Should a cistern be cleaned when it smells bad?
Yes, if the water in a cistern smells bad, it must be cleaned.
But a cistern also requires regular maintenance, and not only in case of bad odours.
Sometimes, it is also necessary to empty the tank to inspect it. The larger the capacity of a cistern, the more rainwater you can collect for your personal use. But sometimes the collected water is simply stored too long and remains untouched. If the water stays in the cistern for a long time, its oxygen content decreases. The lower the oxygen content, the more comfortable the anaerobic bacteria that break down the organic matter in the cistern.
Water has been sitting in your tank too long, for example, due to overcapacity. Use a tank aerator for water that has been standing for a long time. The Oase AquaOxy Pond Aerator is equipped with a timer so that it is only active for a few hours a day (or at night to avoid disturbances due to the noise generated). The pond aerator should never be used all day long: Especially in summer, the circulation of rainwater leads to a heat input. This can lead to an increase in the temperature of the water in the cistern.
How to prevent a cistern from smelling bad?
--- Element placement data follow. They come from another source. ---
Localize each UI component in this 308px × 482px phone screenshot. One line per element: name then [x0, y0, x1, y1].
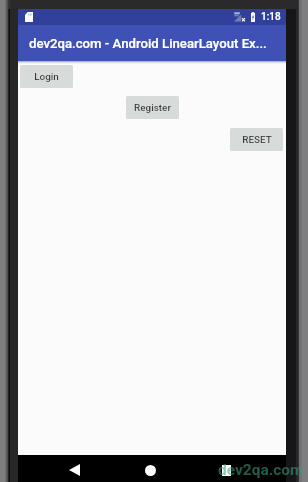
- button[interactable]: Login: [20, 65, 73, 88]
- button[interactable]: RESET: [230, 128, 283, 151]
- button[interactable]: Recents: [222, 465, 231, 476]
- button[interactable]: Back: [69, 464, 80, 476]
- button[interactable]: Register: [126, 96, 179, 119]
- staticText: Login: [34, 71, 59, 83]
- staticText: Register: [134, 102, 171, 114]
- button[interactable]: Home: [145, 465, 156, 476]
- staticText: dev2qa.com - Android LinearLayout Ex...: [29, 36, 267, 51]
- staticText: dev2qa.com: [218, 461, 304, 479]
- staticText: 1:18: [261, 11, 281, 23]
- staticText: RESET: [242, 134, 272, 146]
Here are some preventative measures to keep your cistern water clean and clear
Shading of aboveground cisterns and rainwater tanks
If you have an aboveground cistern that is exposed to the sun, you should shade or cover it. This is because anaerobic bacteria thrive in warm rainwater and rotting is encouraged. To shade your cistern, you can install a shade sail* or cover it with a white UV-resistant tarp*.
Covering the tank to fight against organic pollution
If your cistern is not covered or if it is damaged, there is a risk that large dirt particles will enter the rainwater tank.
The consequence is that the water starts to smell bad after a while. That is why rainwater tanks should always be equipped with a cover or a protective hood to prevent external substances from entering the tank.
The same applies to rainwater barrels and drums. Organic matter that gets into them undergoes anaerobic decomposition and the water starts to smell.
Installing a Cistern Filter
A cistern should not be used without a filtering device to remove impurities. Only a filtering device can collect large waste products.
Both downspout filters and tank filters should be used.
- Downspout filters are the first level of filtration, capturing large particles from the roof that are washed away by a rainfall.
The cistern filter is the second level of filtration, which retains fine organic particles.
These filters are therefore placed upstream of the water inlet in the cistern. They can save a lot of work, time and money and should therefore be installed as a matter of course.
Now you know how to solve the problem if your cistern smells bad. You also have tips on how to prevent bad odours from appearing in your rainwater.